Ontario Registered Music Teachers' Association

Ontario Registered Music Teachers' Association (ORMTA) - Ontario Music Teachers' Association (OMTA) 1936-46. Organization formed in Toronto in 1936 to promote and maintain high musical and academic qualifications among its members. An earlier OMTA (Canadian Society of Musicians) was founded in 1885.

Ontario Registered Music Teachers' Association

Ontario Registered Music Teachers' Association (ORMTA) - Ontario Music Teachers' Association (OMTA) 1936-46. Organization formed in Toronto in 1936 to promote and maintain high musical and academic qualifications among its members. An earlier OMTA (Canadian Society of Musicians) was founded in 1885.

Background
In 1936 several local teachers' associations, including those of Owen Sound, Stratford, Guelph, and Sarnia, banded together as the OMTA at a meeting 6 October in Toronto. W.B. Rothwell of Stratford was credited with the initiative. In 1942 the OMTA became affiliated with the CFMTA, and in 1946 it was incorporated as the ORMTA. The original membership of 131 subsequently grew to about 1400 active, associate, and honorary members by 1991.

Philosophy
The organization promotes high musical and academic qualifications among its teachers, progressive ideas on the teaching of music, continuing education for teachers, attendance at conventions, cultural events in the community, and an awareness of contemporary Canadian music. The ORMTA sponsors, or with the CFMTA helps to sponsor, workshops, scholarships, competitions, and Canada Music Week. A board of examiners evaluates the qualifications of applicants for membership.

Membership

The ORMTA is a not-for-profit provincial group of music teachers managed by a volunteer council. Members are registered music teachers from across Ontario who hold a degree or diploma from a recognized university or conservatory. Teachers must have a high level of training and be committed to professional music education. The association came to be organized in nine zones - Ottawa, Toronto, western, central, southern, eastern, north central, northeastern, and northwestern - and representatives of the zones formed an administrative council. The zones in turn were divided into branches (39 in 1991), each with its own president and executive and each responsible for its program of workshops, awards, and scholarships and for support of the CFMTA Canada Music Week project. The ORMTA has been responsible for the acceptance of music as an accredited subject in Ontario high schools, whether the studies are private or in-school.

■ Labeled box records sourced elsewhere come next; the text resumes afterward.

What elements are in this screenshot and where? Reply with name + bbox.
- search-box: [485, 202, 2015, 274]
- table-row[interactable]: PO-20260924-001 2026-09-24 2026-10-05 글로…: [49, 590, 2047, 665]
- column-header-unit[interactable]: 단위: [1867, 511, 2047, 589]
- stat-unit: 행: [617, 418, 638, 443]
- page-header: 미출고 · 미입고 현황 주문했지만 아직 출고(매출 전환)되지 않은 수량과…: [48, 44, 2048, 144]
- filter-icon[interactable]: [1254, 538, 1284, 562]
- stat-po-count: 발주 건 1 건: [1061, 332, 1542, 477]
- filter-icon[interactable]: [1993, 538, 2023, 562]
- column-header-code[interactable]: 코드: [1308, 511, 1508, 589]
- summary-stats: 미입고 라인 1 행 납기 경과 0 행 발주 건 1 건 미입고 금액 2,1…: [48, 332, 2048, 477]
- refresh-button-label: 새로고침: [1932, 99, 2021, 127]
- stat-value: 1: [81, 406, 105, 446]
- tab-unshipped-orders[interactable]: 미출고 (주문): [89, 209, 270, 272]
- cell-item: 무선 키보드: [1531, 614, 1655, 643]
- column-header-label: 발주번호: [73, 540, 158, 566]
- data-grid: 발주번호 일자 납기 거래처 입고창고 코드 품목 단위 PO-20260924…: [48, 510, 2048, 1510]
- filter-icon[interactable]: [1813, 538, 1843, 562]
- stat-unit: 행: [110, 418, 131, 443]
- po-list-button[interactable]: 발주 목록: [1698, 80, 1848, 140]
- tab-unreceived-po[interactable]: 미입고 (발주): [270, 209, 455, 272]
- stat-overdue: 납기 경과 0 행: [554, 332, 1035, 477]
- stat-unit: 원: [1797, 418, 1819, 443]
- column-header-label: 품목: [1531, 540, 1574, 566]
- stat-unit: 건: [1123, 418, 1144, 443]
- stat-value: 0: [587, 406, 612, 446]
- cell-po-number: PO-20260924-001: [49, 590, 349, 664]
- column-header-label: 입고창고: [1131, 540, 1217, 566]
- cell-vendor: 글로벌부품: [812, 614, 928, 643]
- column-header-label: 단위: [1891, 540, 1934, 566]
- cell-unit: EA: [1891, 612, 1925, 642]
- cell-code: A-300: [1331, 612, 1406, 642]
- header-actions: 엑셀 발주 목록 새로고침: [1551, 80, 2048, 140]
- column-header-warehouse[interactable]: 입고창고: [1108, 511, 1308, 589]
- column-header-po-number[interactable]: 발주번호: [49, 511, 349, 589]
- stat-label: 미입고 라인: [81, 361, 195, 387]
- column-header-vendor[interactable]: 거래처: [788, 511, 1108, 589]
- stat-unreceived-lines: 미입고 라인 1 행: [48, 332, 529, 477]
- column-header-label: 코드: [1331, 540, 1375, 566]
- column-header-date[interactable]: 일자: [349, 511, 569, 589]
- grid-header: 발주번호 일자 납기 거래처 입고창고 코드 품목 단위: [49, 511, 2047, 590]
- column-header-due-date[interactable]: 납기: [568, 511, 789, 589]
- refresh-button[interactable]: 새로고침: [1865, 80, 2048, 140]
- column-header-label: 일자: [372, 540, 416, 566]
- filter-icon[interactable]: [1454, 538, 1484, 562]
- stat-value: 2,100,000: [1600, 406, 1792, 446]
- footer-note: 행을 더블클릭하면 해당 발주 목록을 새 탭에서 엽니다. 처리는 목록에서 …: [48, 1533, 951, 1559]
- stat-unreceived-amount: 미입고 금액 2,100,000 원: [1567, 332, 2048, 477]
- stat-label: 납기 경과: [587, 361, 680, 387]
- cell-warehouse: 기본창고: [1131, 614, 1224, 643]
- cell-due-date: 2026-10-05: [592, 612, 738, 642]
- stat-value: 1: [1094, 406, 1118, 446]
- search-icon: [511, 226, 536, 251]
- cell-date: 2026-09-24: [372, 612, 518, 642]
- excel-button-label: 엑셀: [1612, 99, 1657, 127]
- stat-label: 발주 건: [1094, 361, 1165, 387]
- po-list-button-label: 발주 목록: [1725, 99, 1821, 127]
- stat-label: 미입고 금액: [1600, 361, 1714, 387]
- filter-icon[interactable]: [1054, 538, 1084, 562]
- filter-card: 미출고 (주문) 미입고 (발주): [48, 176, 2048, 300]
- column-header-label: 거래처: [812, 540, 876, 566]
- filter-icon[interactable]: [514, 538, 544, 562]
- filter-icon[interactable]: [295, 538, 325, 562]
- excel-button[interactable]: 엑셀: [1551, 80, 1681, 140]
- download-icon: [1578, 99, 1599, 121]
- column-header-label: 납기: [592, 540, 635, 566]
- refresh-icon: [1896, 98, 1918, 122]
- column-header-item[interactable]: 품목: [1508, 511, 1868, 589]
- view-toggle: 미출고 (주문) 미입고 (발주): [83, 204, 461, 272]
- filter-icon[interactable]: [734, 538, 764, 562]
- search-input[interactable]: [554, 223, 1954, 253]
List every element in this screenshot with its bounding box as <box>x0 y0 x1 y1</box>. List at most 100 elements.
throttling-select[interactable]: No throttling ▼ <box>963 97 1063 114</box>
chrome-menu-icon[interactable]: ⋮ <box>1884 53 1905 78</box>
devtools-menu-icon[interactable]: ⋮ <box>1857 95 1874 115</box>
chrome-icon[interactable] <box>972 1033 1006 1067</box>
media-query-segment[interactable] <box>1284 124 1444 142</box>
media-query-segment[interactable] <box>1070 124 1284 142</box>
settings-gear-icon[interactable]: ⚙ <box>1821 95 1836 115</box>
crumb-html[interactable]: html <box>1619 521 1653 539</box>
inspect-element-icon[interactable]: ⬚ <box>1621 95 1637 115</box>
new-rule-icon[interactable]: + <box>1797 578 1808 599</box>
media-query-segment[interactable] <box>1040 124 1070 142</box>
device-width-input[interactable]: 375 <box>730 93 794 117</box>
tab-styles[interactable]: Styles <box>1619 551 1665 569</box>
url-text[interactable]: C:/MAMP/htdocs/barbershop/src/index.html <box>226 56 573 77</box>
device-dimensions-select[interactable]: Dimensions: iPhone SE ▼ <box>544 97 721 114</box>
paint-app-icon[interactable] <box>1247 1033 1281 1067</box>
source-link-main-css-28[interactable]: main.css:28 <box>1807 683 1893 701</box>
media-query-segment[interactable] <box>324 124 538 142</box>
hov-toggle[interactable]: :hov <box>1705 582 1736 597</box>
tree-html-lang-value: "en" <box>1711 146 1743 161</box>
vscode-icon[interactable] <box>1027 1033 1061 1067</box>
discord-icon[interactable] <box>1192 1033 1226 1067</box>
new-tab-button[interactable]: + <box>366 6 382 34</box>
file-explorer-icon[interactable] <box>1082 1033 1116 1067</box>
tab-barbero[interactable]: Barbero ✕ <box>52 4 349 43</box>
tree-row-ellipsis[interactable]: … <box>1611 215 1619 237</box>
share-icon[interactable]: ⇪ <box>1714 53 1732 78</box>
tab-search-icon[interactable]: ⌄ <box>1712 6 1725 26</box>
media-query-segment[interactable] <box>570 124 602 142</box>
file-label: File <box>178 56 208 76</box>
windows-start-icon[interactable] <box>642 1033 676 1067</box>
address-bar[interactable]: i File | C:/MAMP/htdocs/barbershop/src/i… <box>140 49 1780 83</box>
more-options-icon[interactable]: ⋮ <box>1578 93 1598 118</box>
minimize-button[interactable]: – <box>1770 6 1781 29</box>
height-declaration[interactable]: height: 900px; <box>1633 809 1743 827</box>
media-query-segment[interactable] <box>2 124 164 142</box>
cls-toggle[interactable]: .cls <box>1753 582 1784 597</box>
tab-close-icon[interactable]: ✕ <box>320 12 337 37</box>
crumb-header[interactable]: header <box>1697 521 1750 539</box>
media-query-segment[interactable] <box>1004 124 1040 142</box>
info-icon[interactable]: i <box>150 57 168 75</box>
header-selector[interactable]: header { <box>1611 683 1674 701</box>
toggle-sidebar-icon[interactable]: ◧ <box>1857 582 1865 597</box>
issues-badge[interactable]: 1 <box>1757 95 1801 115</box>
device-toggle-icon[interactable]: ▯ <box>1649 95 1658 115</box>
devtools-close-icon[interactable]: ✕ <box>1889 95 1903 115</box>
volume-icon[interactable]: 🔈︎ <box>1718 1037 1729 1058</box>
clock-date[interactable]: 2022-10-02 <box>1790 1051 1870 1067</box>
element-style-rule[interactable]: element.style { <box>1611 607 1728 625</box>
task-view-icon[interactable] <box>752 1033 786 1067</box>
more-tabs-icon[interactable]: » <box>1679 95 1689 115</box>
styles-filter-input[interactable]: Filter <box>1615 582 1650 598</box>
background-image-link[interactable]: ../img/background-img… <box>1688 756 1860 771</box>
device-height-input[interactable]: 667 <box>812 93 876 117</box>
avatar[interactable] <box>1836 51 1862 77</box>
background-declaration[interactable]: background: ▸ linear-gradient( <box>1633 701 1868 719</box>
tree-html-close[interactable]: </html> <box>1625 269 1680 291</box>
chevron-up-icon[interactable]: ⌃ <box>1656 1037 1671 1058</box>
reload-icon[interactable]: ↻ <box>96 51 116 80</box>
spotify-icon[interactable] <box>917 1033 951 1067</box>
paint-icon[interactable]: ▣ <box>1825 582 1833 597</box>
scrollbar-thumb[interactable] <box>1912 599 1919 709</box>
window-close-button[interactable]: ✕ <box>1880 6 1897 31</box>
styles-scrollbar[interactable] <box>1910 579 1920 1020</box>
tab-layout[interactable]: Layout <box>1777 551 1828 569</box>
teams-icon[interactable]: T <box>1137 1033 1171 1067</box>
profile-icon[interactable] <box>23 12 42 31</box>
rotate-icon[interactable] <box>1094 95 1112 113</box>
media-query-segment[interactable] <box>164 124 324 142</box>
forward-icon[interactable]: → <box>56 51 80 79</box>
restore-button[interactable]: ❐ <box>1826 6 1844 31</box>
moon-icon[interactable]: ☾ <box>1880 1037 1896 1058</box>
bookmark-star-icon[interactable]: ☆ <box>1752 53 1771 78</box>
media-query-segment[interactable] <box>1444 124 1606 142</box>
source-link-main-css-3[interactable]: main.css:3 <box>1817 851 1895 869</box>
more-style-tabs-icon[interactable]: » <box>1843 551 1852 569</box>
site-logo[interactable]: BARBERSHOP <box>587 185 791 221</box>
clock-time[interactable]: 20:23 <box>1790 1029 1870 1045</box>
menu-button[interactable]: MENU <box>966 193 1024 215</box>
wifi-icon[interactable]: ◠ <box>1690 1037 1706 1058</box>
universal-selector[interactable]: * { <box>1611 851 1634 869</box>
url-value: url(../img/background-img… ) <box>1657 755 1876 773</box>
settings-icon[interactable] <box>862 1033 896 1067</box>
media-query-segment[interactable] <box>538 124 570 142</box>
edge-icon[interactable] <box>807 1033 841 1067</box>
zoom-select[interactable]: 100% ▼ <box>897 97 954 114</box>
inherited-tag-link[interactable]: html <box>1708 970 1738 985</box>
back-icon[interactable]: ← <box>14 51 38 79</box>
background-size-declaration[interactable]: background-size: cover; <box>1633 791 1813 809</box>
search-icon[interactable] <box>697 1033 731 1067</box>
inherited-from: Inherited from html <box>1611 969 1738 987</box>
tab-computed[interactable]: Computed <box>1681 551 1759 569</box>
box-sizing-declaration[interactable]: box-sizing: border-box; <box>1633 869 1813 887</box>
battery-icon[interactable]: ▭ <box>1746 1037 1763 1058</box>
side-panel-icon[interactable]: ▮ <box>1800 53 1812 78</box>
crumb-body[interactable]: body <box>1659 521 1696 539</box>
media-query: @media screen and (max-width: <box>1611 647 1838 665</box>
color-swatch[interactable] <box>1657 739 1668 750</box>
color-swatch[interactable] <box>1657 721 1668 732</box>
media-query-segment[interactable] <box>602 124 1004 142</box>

Conventions and Publications

It became customary for a three- or four-day spring convention to be held annually in an Ontario city to bring together teachers from across the province to share ideas on music and music education. The ORMTA newsletter Notes began ca 1969. In 1991 it had a circulation of approximately 1400 and appears three times a year. Under the auspices of the Toronto branch the Contemporary Music Selection Committee (see Contemporary Showcase) prepared a series of annotated lists of Canadian piano music, first published in Musicanada (Jun-Jul, Aug-Sep 1968). A report commissioned in 1976 from Walter Kemp was presented in 1977 as To Listen and to Teach. The Ontario Provincial Archives hold taped interviews, edited for broadcast, with nine long-time members of the ORMTA. In 1976 William Vaisey established the ORMTA Provincial Archives in Toronto and in 1991 continued to serve as archivist.

Awards and Special Activities

ORMTA sponsors and promotes several activities and awards to encourage and promote musical excellence in the province. In 1980, ORMTA joined other CFMTA provinces to support the Young Artist Series (a program initiated by CFMTA in 1942). Students at the Associate level, who are winning finalists of the provincial competitions, tour other provinces to perform in recitals. Another award given at the provincial competitions is the Esther Su Memorial Award, which was set up in 1997 in memory of former ORMTA treasurer Esther Su. Two students are chosen to receive this award on the merits of their excellence in performance. Other awards include the annual Canada Music Week and Music Writing Competition, the Citation Award, the Cora B. Ahrens Award and the Special Teacher's Award.